Attorney General Chris Carr today announced that Robin Folsom, the former director of external affairs for the Georgia Vocational Rehabilitation Agency (GVRA), has pleaded guilty to one count of Identity Fraud and three counts of False Statements.
The charges stem from an investigation conducted by the Office of the State Inspector General (OIG) pursuant to a request from the GVRA regarding Folsom’s use of Family Medical Leave.
“Those who work for the taxpayers of Georgia are expected to uphold high ethical standards and to fulfill their roles in an honest and transparent manner,” said Carr. “State employees who break this trust in the course of their employment will be held accountable for their actions. Fraud and deception committed on state time and in association with one’s job is unacceptable and will not be tolerated.”
In May 2021, Folsom created a fictitious identity for the alleged father of her alleged children, and she subsequently shared the false information with GVRA to request time off for the alleged birth of her second child. During an interview with the OIG, Folsom falsely stated to an investigator that this fictitious person was real and that she had given birth to two children. Ultimately, because of Folsom’s deception, she was granted 265 hours of leave under the Family Medical Leave Act, which she would not have otherwise been eligible to receive.
Folsom was indicted in February of this year:
“Fraud by state employees will not be tolerated,” said Carr. “By working with Georgia’s independent Inspector General, we were able to discover, investigate and put an end to this alleged deception.
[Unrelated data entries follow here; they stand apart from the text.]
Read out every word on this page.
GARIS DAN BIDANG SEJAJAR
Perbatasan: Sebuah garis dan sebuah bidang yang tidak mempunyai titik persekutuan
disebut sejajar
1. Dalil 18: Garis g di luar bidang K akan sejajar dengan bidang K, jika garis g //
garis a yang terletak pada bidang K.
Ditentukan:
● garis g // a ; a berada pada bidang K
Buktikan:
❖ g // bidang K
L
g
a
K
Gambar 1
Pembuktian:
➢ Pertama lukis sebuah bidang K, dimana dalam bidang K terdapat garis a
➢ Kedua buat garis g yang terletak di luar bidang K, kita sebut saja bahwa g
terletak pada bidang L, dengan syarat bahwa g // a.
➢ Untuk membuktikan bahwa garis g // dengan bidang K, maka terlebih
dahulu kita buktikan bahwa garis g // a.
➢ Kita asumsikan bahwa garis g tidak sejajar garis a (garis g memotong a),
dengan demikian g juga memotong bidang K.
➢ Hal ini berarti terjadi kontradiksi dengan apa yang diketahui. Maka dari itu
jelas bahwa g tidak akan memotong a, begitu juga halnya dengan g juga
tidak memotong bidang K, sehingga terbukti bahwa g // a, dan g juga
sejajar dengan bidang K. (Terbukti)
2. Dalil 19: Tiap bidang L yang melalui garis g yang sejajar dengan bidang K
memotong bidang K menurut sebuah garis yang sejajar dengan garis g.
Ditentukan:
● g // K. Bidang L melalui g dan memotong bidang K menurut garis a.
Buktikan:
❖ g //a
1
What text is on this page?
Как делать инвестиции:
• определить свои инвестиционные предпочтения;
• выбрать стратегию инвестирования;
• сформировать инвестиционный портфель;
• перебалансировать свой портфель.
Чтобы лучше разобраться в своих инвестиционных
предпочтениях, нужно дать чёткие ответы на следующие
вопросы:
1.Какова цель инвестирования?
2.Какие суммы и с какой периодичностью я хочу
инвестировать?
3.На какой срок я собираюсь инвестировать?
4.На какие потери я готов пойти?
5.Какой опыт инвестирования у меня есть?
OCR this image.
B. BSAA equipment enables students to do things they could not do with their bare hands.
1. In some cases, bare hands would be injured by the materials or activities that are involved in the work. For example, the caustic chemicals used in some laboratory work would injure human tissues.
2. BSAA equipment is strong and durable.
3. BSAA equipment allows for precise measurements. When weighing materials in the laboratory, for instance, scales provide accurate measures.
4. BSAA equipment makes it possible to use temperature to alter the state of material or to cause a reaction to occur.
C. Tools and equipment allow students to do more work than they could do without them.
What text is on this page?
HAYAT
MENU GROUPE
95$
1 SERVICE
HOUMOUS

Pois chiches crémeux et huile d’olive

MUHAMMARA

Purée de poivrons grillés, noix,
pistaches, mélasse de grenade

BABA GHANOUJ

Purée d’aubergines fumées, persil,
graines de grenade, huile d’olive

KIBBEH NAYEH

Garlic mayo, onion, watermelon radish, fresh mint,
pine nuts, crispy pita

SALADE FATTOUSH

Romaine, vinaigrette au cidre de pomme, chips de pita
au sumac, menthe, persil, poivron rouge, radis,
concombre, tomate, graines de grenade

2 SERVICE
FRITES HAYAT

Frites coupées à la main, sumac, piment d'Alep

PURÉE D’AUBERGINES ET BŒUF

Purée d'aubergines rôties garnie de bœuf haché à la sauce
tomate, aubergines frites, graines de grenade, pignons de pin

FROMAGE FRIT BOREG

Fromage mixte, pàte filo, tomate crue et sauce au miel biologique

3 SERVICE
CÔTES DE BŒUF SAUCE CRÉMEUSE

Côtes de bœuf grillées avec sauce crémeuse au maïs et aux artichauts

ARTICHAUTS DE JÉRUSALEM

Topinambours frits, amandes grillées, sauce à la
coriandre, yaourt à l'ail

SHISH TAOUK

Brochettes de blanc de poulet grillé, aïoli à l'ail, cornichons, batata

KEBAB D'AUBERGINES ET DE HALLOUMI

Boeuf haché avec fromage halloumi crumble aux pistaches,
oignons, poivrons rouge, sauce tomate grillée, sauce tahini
We will always stand up to protect taxpayer dollars, and we look forward to presenting our case in court.”
The Attorney General’s Public Integrity and White Collar Crime Unit presented evidence to a Fulton County grand jury, resulting in Folsom’s indictment* on Feb. 10, 2022. Specifically, the indictment charges the defendant with the following which, if convicted, can carry the respective penalties:
- Identity Fraud, O.C.G.A. § 16-9-126(a): 1-10 years and/or a fine not to exceed $100,000
- False Statements, O.C.G.A. § 16-10-20, each count: 1-5 years and/or a fine of $1,000
The judge accepted the plea on April 4, 2022, and sentenced Folsom to a total of five years to be served on probation, with a behavioral incentive date of three years under the First Offender Act. The judge also ordered Folsom to pay $12,307 in restitution to the State of Georgia and to complete 40 hours of community service, among other terms.
This case was prosecuted by the Prosecution Division’s Public Integrity and White Collar Crime Unit and was investigated by the OIG.